It’s a lesson that will continue repeating as often as needed until everyone learns: COVID-19 makes no exceptions for religious gatherings.
The staff and congregants at Water of Life Community Church, a megachurch in Fontana, California, learned that the hard way this week as they’re currently mourning the death of Pastor Bob Bryant after he caught the virus a week ago. His wife Lori Bryant said that, once he started showing symptoms, his health deteriorated rapidly:
Bob got every symptom. He just started to get more and more symptoms.
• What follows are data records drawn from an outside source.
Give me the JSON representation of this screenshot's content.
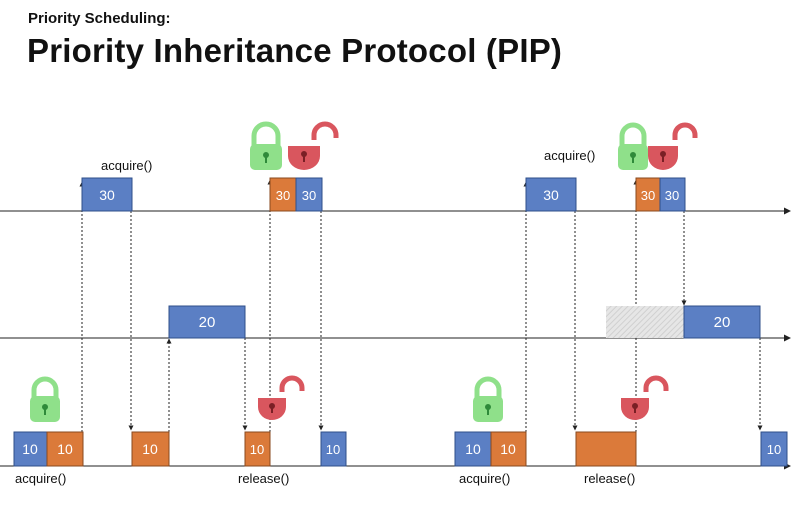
{
  "header": {
    "subtitle": "Priority Scheduling:",
    "title": "Priority Inheritance Protocol (PIP)"
  },
  "colors": {
    "blue": "#5b7fc4",
    "orange": "#db7a3a",
    "green": "#8fe08a",
    "red": "#d9565e",
    "axis": "#222222"
  },
  "left": {
    "high_priority": "30",
    "mid_priority": "20",
    "low_priority": "10",
    "high_inherited": "30",
    "low_running": "10",
    "low_release": "10",
    "acquire_top": "acquire()",
    "acquire_bottom": "acquire()",
    "release_bottom": "release()"
  },
  "right": {
    "high_priority": "30",
    "mid_priority": "20",
    "low_priority": "10",
    "high_inherited": "30",
    "low_running": "10",
    "acquire_top": "acquire()",
    "acquire_bottom": "acquire()",
    "release_bottom": "release()"
  }
}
Within three hours they were running me back to the back and they were putting Bob on a ventilator.
He died on Monday at the age of 58.
Church employee Susan DePaola said it’s uncertain when Bryant was last at the church but noted that he quit attending once he started to show symptoms. But as many as two weeks can pass before a person who’s contracted the illness becomes symptomatic, and DePaola can’t say for certain whether Bryant might have infected other staff members or congregants.
Cases like this are the exact reason why public health agencies urge governments to ban in-person religious gatherings: to reduce the opportunities for the virus to spread from a person who doesn’t yet know they’re sick. Every place where people interact with each other is another opportunity for the virus to spread.
According to a Los Angeles Times report, Bryant became sick while on vacation. It’s not clear whether that means he was traveling, or if it was merely a period of time when he was not at work. There’s no evidence that he was infected by somebody at church.
But his church activity is relevant nonetheless because it brought him into contact with others, increasing the likelihood of transmission in a region that’s been particularly hard-hit by COVID infections. Before he started his quarantine period, he was part of the church’s “benevolence department,” providing aid for people in financial need… which, in this economy, sounds like a pretty busy position.
Only time will tell how many people Bryant may have infected, and how far those infections will spread in a church culture that does not value COVID precautions.
And there’s no doubt about that: Water of Life has been committed to defying COVID-19 restrictions throughout the pandemic. Only two months in, the megachurch’s senior pastor Dan Carroll was already involved in coordinated interdenominational efforts to rebel against church closures and attendance limits. Those efforts haven’t slackened as the crisis wore on, and just five weeks ago the church reopened for in-person, indoor services.
It wasn’t necessary. The church has a pre-existing Small Groups ministry that’s easily adaptable to match state requirements by moving online or into outdoor spaces, and they’ve incorporated video services into their website that are frankly in some ways superior to live sermons: subtitles for singing, read-along Scripture quotes, sermon notes, and the option to rewind and hear something repeated.
The one thing they’ve yet to figure out how to do virtually is pass the collection plate. Sure, there’s the option of online donations, but the real question is how to replicate the social pressure to contribute that can only really be felt in person.
Call me cynical, but maybe that has more to do with the rush to reopen than any commitment to justice and religious freedom.